La sutileza es una de la armas más poderosas y complejas que tiene un realizador cinematográfico. Gracias a ella los personajes de un filme se impregnan de la ilusión de veracidad, y la estructura narrativa potencia sus giros para hacerlos inolvidables. Sorpresas guionísticas como el significado de la palabra rosebud en Citizen Kane, la cojera de Kevin Spacey en The Usual Suspects, o el núcleo incestuoso de Oldboy, tienen éxito en el contexto del filme gracias a que se construyen con paciencia a través de un entramado de brillantes sutilezas narrativas. Sin embargo, la ejecución de dichas sutilezas no sólo implica la presencia de un gran talento directorial, sino la elaboración de un guión que permita construirlas entre sus líneas con esa paciencia que cada vez se percibe más escasa en las producciones que abandera el mainstream hollywoodense.

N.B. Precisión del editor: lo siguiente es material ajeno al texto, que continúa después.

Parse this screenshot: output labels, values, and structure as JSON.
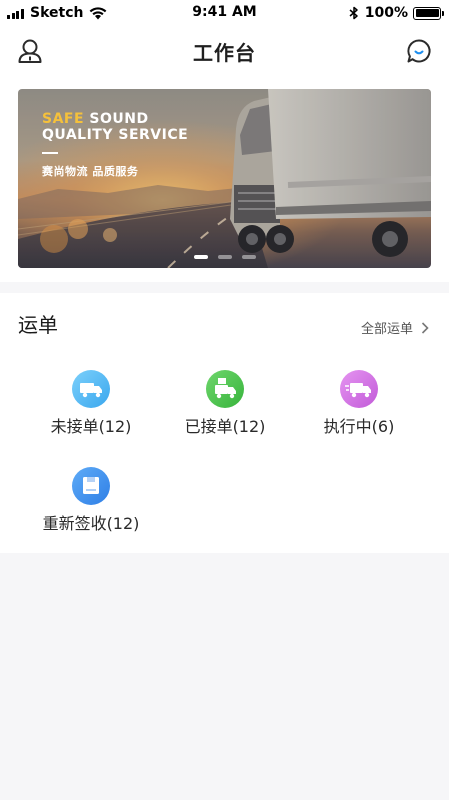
{
  "status_bar": {
    "carrier": "Sketch",
    "time": "9:41 AM",
    "battery": "100%",
    "battery_level": 1.0
  },
  "nav": {
    "title": "工作台",
    "left_icon": "user-icon",
    "right_icon": "message-icon"
  },
  "banner": {
    "tagline_accent": "SAFE",
    "tagline_rest": " SOUND",
    "tagline_line2": "QUALITY SERVICE",
    "subtitle": "赛尚物流  品质服务",
    "slides": 3,
    "active_slide": 1
  },
  "waybill": {
    "title": "运单",
    "view_all": "全部运单",
    "items": [
      {
        "label": "未接单(12)",
        "icon": "truck-icon",
        "color": "#3aa7ee",
        "color_light": "#7cd0fb"
      },
      {
        "label": "已接单(12)",
        "icon": "loaded-truck-icon",
        "color": "#37b43b",
        "color_light": "#6fd66d"
      },
      {
        "label": "执行中(6)",
        "icon": "moving-truck-icon",
        "color": "#c25bd8",
        "color_light": "#e594f1"
      },
      {
        "label": "重新签收(12)",
        "icon": "package-icon",
        "color": "#2f7fe6",
        "color_light": "#5eabf7"
      }
    ]
  }
}
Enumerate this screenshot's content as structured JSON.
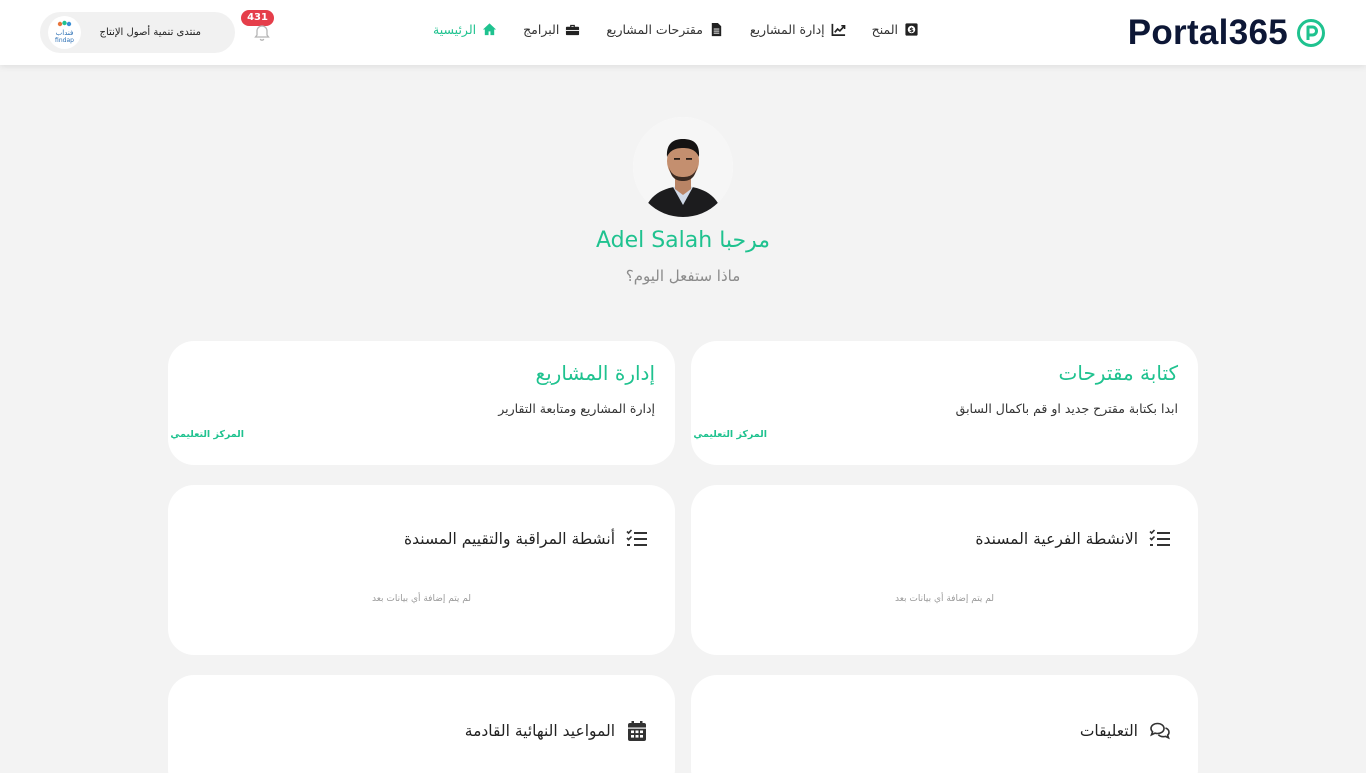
{
  "header": {
    "logo_text": "Portal365",
    "notifications_count": "431",
    "org_name": "منتدى تنمية أصول الإنتاج",
    "org_logo_text_ar": "فنداب",
    "org_logo_text_en": "findap"
  },
  "nav": [
    {
      "label": "الرئيسية",
      "icon": "home-icon",
      "active": true
    },
    {
      "label": "البرامج",
      "icon": "briefcase-icon",
      "active": false
    },
    {
      "label": "مقترحات المشاريع",
      "icon": "file-icon",
      "active": false
    },
    {
      "label": "إدارة المشاريع",
      "icon": "chart-line-icon",
      "active": false
    },
    {
      "label": "المنح",
      "icon": "money-bag-icon",
      "active": false
    }
  ],
  "profile": {
    "welcome": "مرحبا Adel Salah",
    "question": "ماذا ستفعل اليوم؟"
  },
  "cards": {
    "write_proposals": {
      "title": "كتابة مقترحات",
      "desc": "ابدا بكتابة مقترح جديد او قم باكمال السابق",
      "tag": "المركز التعليمي"
    },
    "manage_projects": {
      "title": "إدارة المشاريع",
      "desc": "إدارة المشاريع ومتابعة التقارير",
      "tag": "المركز التعليمي"
    },
    "sub_activities": {
      "title": "الانشطة الفرعية المسندة",
      "empty": "لم يتم إضافة أي بيانات بعد"
    },
    "monitoring": {
      "title": "أنشطة المراقبة والتقييم المسندة",
      "empty": "لم يتم إضافة أي بيانات بعد"
    },
    "comments": {
      "title": "التعليقات"
    },
    "deadlines": {
      "title": "المواعيد النهائية القادمة"
    }
  },
  "colors": {
    "accent": "#1fc28f",
    "brand_dark": "#0d1736",
    "badge": "#e53e4a",
    "background": "#f3f3f3"
  }
}
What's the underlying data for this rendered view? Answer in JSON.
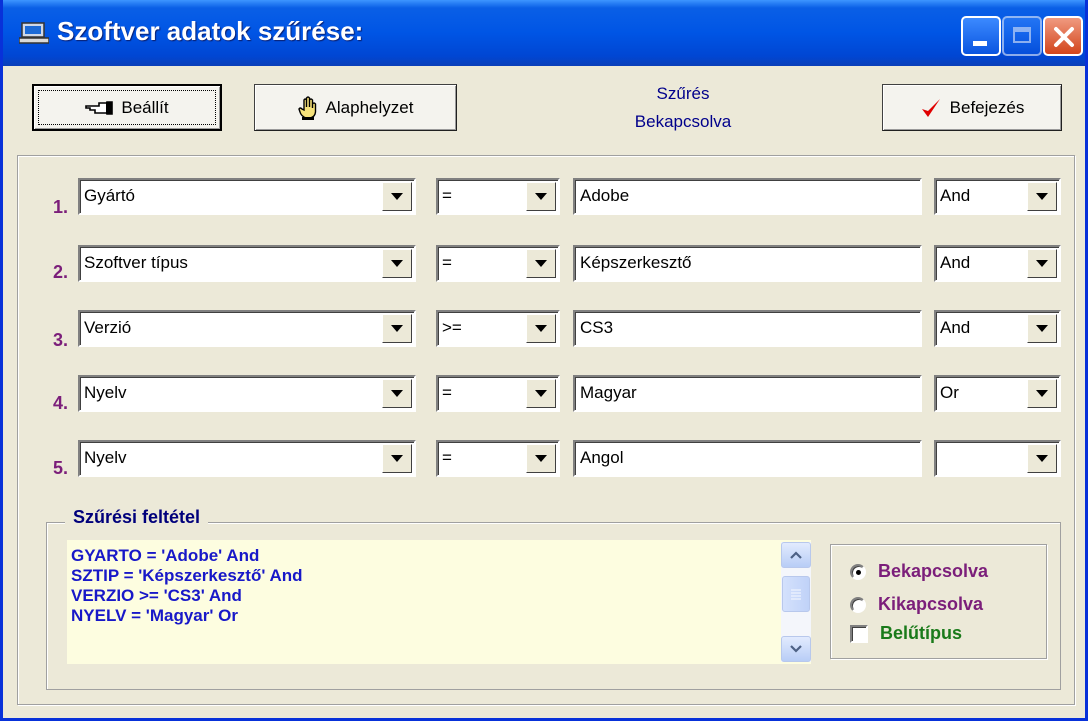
{
  "window": {
    "title": "Szoftver adatok szűrése:",
    "icon": "computer-icon"
  },
  "toolbar": {
    "set_label": "Beállít",
    "reset_label": "Alaphelyzet",
    "finish_label": "Befejezés",
    "status_line1": "Szűrés",
    "status_line2": "Bekapcsolva"
  },
  "rows": [
    {
      "num": "1.",
      "field": "Gyártó",
      "op": "=",
      "value": "Adobe",
      "logic": "And"
    },
    {
      "num": "2.",
      "field": "Szoftver típus",
      "op": "=",
      "value": "Képszerkesztő",
      "logic": "And"
    },
    {
      "num": "3.",
      "field": "Verzió",
      "op": ">=",
      "value": "CS3",
      "logic": "And"
    },
    {
      "num": "4.",
      "field": "Nyelv",
      "op": "=",
      "value": "Magyar",
      "logic": "Or"
    },
    {
      "num": "5.",
      "field": "Nyelv",
      "op": "=",
      "value": "Angol",
      "logic": ""
    }
  ],
  "condition": {
    "title": "Szűrési feltétel",
    "lines": [
      "GYARTO = 'Adobe' And",
      "SZTIP = 'Képszerkesztő' And",
      "VERZIO >= 'CS3' And",
      "NYELV = 'Magyar' Or"
    ]
  },
  "options": {
    "on_label": "Bekapcsolva",
    "off_label": "Kikapcsolva",
    "inline_label": "Belűtípus",
    "selected": "Bekapcsolva",
    "inline_checked": false
  },
  "colors": {
    "title_bar": "#0055e5",
    "row_number": "#7b1e7a",
    "condition_text": "#1818c8",
    "memo_background": "#fdfde0",
    "on_label": "#7b1e7a",
    "off_label": "#7b1e7a",
    "inline_label": "#1a7a1a",
    "finish_check": "#e00000"
  }
}
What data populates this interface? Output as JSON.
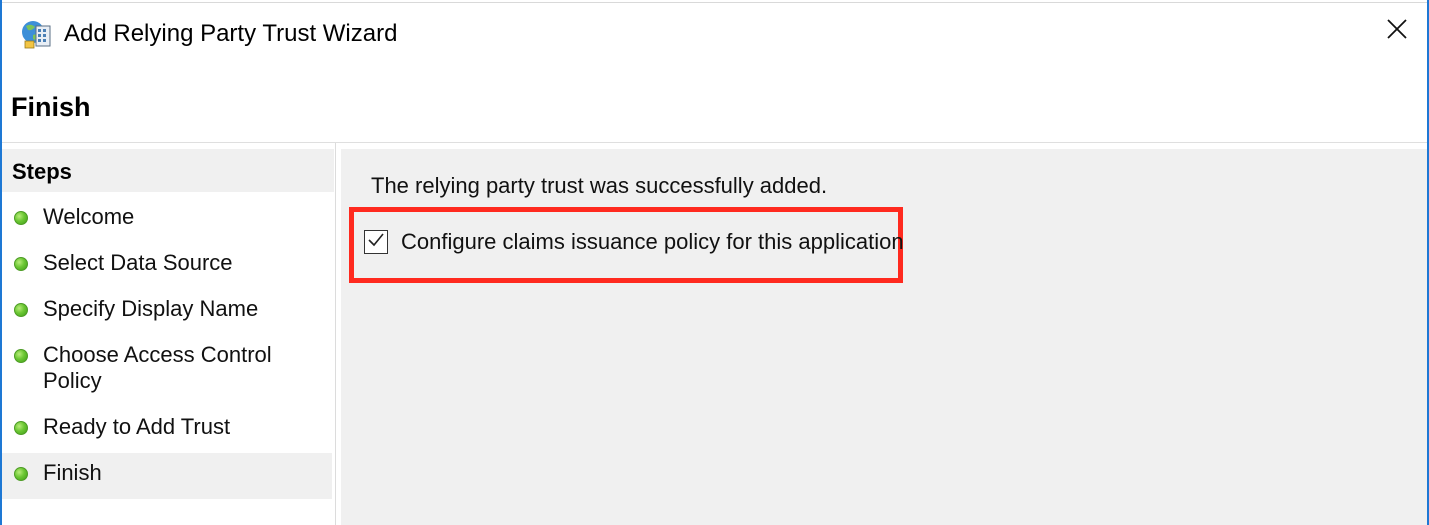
{
  "window": {
    "title": "Add Relying Party Trust Wizard",
    "icon": "adfs-trust-icon",
    "close_icon": "close-icon"
  },
  "header": {
    "title": "Finish"
  },
  "steps": {
    "heading": "Steps",
    "items": [
      {
        "label": "Welcome",
        "status_color": "#6cc734"
      },
      {
        "label": "Select Data Source",
        "status_color": "#6cc734"
      },
      {
        "label": "Specify Display Name",
        "status_color": "#6cc734"
      },
      {
        "label_line1": "Choose Access Control",
        "label_line2": "Policy",
        "status_color": "#6cc734"
      },
      {
        "label": "Ready to Add Trust",
        "status_color": "#6cc734"
      },
      {
        "label": "Finish",
        "status_color": "#6cc734",
        "active": true
      }
    ]
  },
  "main": {
    "message": "The relying party trust was successfully added.",
    "checkbox": {
      "label": "Configure claims issuance policy for this application",
      "checked": true
    },
    "highlight_color": "#ff2a1f"
  }
}
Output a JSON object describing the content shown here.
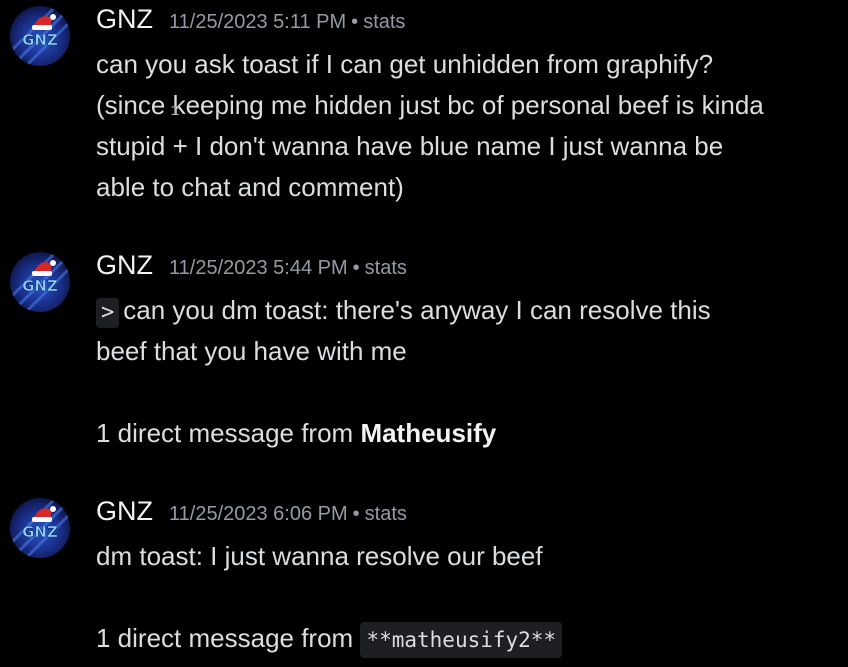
{
  "messages": [
    {
      "username": "GNZ",
      "timestamp": "11/25/2023 5:11 PM",
      "separator": "•",
      "stats_label": "stats",
      "lines": [
        "can you ask toast if I can get unhidden from graphify?",
        "(since keeping me hidden just bc of personal beef is kinda",
        "stupid + I don't wanna have blue name I just wanna be",
        "able to chat and comment)"
      ]
    },
    {
      "username": "GNZ",
      "timestamp": "11/25/2023 5:44 PM",
      "separator": "•",
      "stats_label": "stats",
      "quote_marker": ">",
      "lines": [
        "can you dm toast: there's anyway I can resolve this",
        "beef that you have with me"
      ],
      "dm_prefix": "1 direct message from ",
      "dm_name": "Matheusify"
    },
    {
      "username": "GNZ",
      "timestamp": "11/25/2023 6:06 PM",
      "separator": "•",
      "stats_label": "stats",
      "lines": [
        "dm toast: I just wanna resolve our beef"
      ],
      "dm_prefix": "1 direct message from ",
      "dm_code": "**matheusify2**"
    }
  ],
  "avatar_icon": "santa-hat-gnz-logo-icon",
  "colors": {
    "background": "#000000",
    "text": "#dbdee1",
    "username": "#f2f3f5",
    "muted": "#949ba4",
    "code_bg": "#1e1f22",
    "avatar_blue": "#2b55c8",
    "santa_red": "#d62828"
  }
}
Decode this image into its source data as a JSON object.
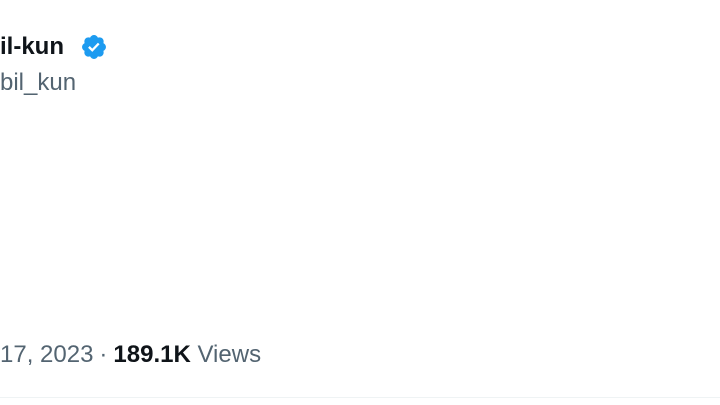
{
  "tweet": {
    "author_name": "il-kun",
    "author_handle": "bil_kun",
    "verified_badge_color": "#1d9bf0",
    "verified_icon": "verified-badge-icon",
    "date": "17, 2023",
    "separator": "·",
    "views_count": "189.1K",
    "views_label": "Views"
  }
}
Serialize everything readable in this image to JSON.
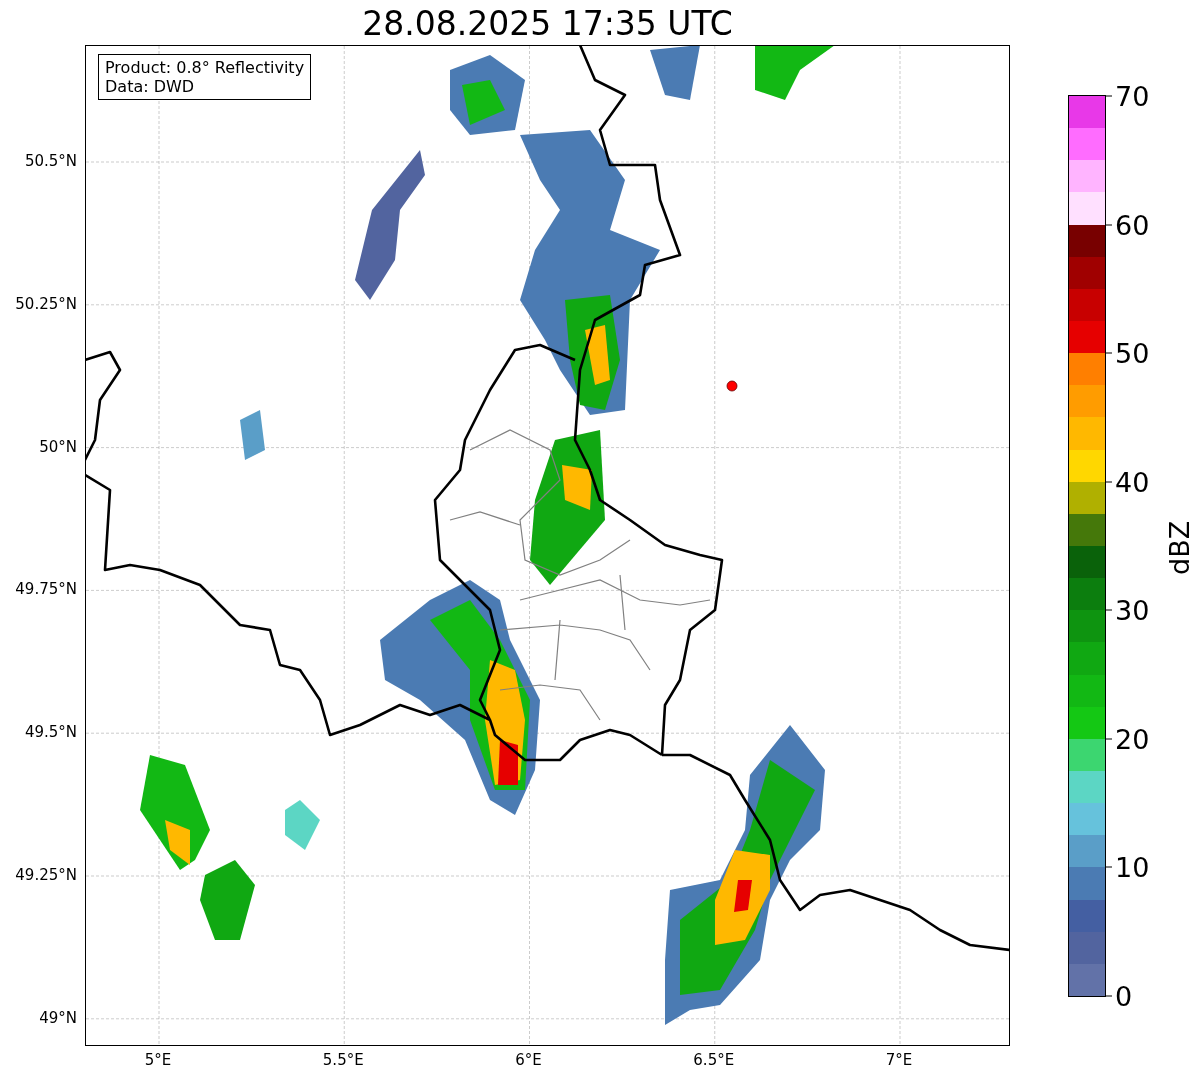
{
  "title": "28.08.2025 17:35 UTC",
  "info_box": [
    "Product: 0.8° Reflectivity",
    "Data: DWD"
  ],
  "y_ticks": [
    "50.5°N",
    "50.25°N",
    "50°N",
    "49.75°N",
    "49.5°N",
    "49.25°N",
    "49°N"
  ],
  "x_ticks": [
    "5°E",
    "5.5°E",
    "6°E",
    "6.5°E",
    "7°E"
  ],
  "colorbar": {
    "ticks": [
      "70",
      "60",
      "50",
      "40",
      "30",
      "20",
      "10",
      "0"
    ],
    "label": "dBZ",
    "segments": [
      {
        "color": "#e838e8"
      },
      {
        "color": "#ff6cff"
      },
      {
        "color": "#ffb4ff"
      },
      {
        "color": "#ffe0ff"
      },
      {
        "color": "#780000"
      },
      {
        "color": "#a00000"
      },
      {
        "color": "#c80000"
      },
      {
        "color": "#e60000"
      },
      {
        "color": "#ff7f00"
      },
      {
        "color": "#ff9c00"
      },
      {
        "color": "#ffb800"
      },
      {
        "color": "#ffd700"
      },
      {
        "color": "#b0b000"
      },
      {
        "color": "#45780a"
      },
      {
        "color": "#0a620a"
      },
      {
        "color": "#0c7e0e"
      },
      {
        "color": "#0e9410"
      },
      {
        "color": "#10a812"
      },
      {
        "color": "#12b814"
      },
      {
        "color": "#14c814"
      },
      {
        "color": "#3cd670"
      },
      {
        "color": "#5cd6c4"
      },
      {
        "color": "#66c2dc"
      },
      {
        "color": "#5a9ec8"
      },
      {
        "color": "#4b7bb3"
      },
      {
        "color": "#445fa2"
      },
      {
        "color": "#52649f"
      },
      {
        "color": "#6272a8"
      }
    ]
  }
}
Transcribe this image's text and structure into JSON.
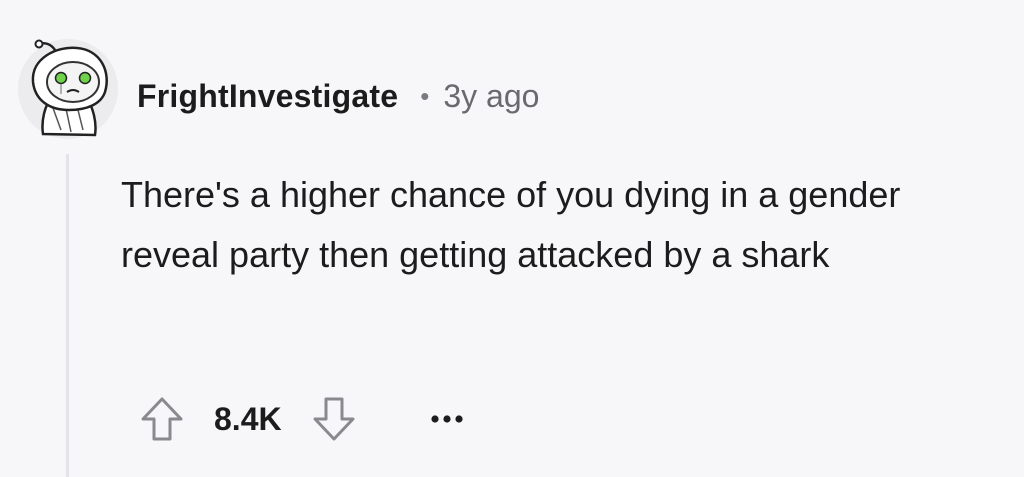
{
  "comment": {
    "username": "FrightInvestigate",
    "separator": "•",
    "age": "3y ago",
    "text": "There's a higher chance of you dying in a gender reveal party then getting attacked by a shark",
    "score": "8.4K"
  },
  "icons": {
    "avatar": "ghost-avatar-icon",
    "upvote": "upvote-arrow-icon",
    "downvote": "downvote-arrow-icon",
    "more": "more-options-icon"
  },
  "colors": {
    "background": "#f7f7f9",
    "text": "#1c1c1c",
    "meta": "#6a6a6e",
    "icon": "#8a8a8e",
    "avatar_eyes": "#6fd24a"
  }
}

Basada en una historia original de Bong Joon-ho, la cinta narra las aventuras de una pequeña niña que, tras pasar toda su infancia junto a un gigantesco y enternecedor cerdo genéticamente modificado, debe rescatarlo de una corporación multinacional que busca terminar la hambruna del mundo con la carne de una miríada de cerdos mutantes, y que como gancho publicitario ha escogido precisamente a Okja: el cerdo que la pequeña niña había criado en perfecta comunión con la naturaleza junto a su abuelo.
Es a través de esa premisa cuyo registro salta de comedia a drama con gran agilidad, que Bong intenta elaborar una crítica mordaz contra los mecanismos alimentarios del capitalismo salvaje, contra los grupos ambientalistas, contra la cultura del reality show, contra la manipulación mediática, y contra la ambición innata del ser humano. Sin embargo, la cantidad de frentes que el director coreano decide atacar es tan vasta que el filme termina por convertirse en un compendio de clichés superficiales sobre el funcionamiento de los sistemas que critica. Clichés que por otro lado están perfectamente diseñados para explotar el patológico sentimiento de culpa que los espectadores occidentales experimentan cuando ven en una sala de cine todo por lo que deberían estar luchando fuera de ella.
Es de esa forma que el espectador se emocionará con la relación entre niña y bestia (claro, la bestia tiene características ligeramente antropomorfas para que podamos ver un abrazo como Dios manda), para luego llorar con la separación de ambos protagonistas, maldiciendo en el camino a las malvadas hermanas gemelas de la corporación Mirando (como siempre estupenda Tilda Swinton), no sin antes identificarse un poco con ellas en secreto y pensar por unos segundos en “la tragedia de la condición humana”. El espectador procederá entonces a relajarse un poco con los chistoretes de un Jake Gyllenhaal en clave de caricatura superlativa, que lo hará reflexionar sobre todo lo que ya sabía previamente sobre los reality shows, complementando sus risas con la impostada nobleza del grupo animalista que bajo el mando del extraordinario Paul Dano busca adoptar a Okja como bandera de un fenómeno socioeconómico que no alcanza a comprender en toda su complejidad ni el personaje de Dano, ni Bong, ni el espectador; para finalmente cerrar la cinta –¿alguien podría no haberlo anticipado?– en una catarsis emotivolacrimógena que catalizará los aplausos del espectador, y que lo hará levantarse del sillón de la sala emocionado por discutir todo lo que aprendió de esa reflexión netflixeana, sentado frente a sus amigos con una buena cerveza y un jugoso corte de carne.
Al terminar de ver Okja imaginé el guión escrito completamente en mayúsculas y con signos de admiración enmarcando cada frase. No hay subtexto alguno porque Bong intenta decirlo absolutamente todo frente a la pantalla, con una flagrancia que por momentos resulta interesante pero que casi siempre se muestra torpe. Tal vez lo más triste de todo no sea reconocer nuestra absoluta indiferencia ante los acontecimientos del mundo, representada en la felicidad de la niña a la que sólo le interesa volver a su rutina diaria junto a su querida bestia, sino reconocer el potencial de un hombre cuyo regreso a ese cine brillante y sutil que lo hizo famoso, se antoja casi imposible.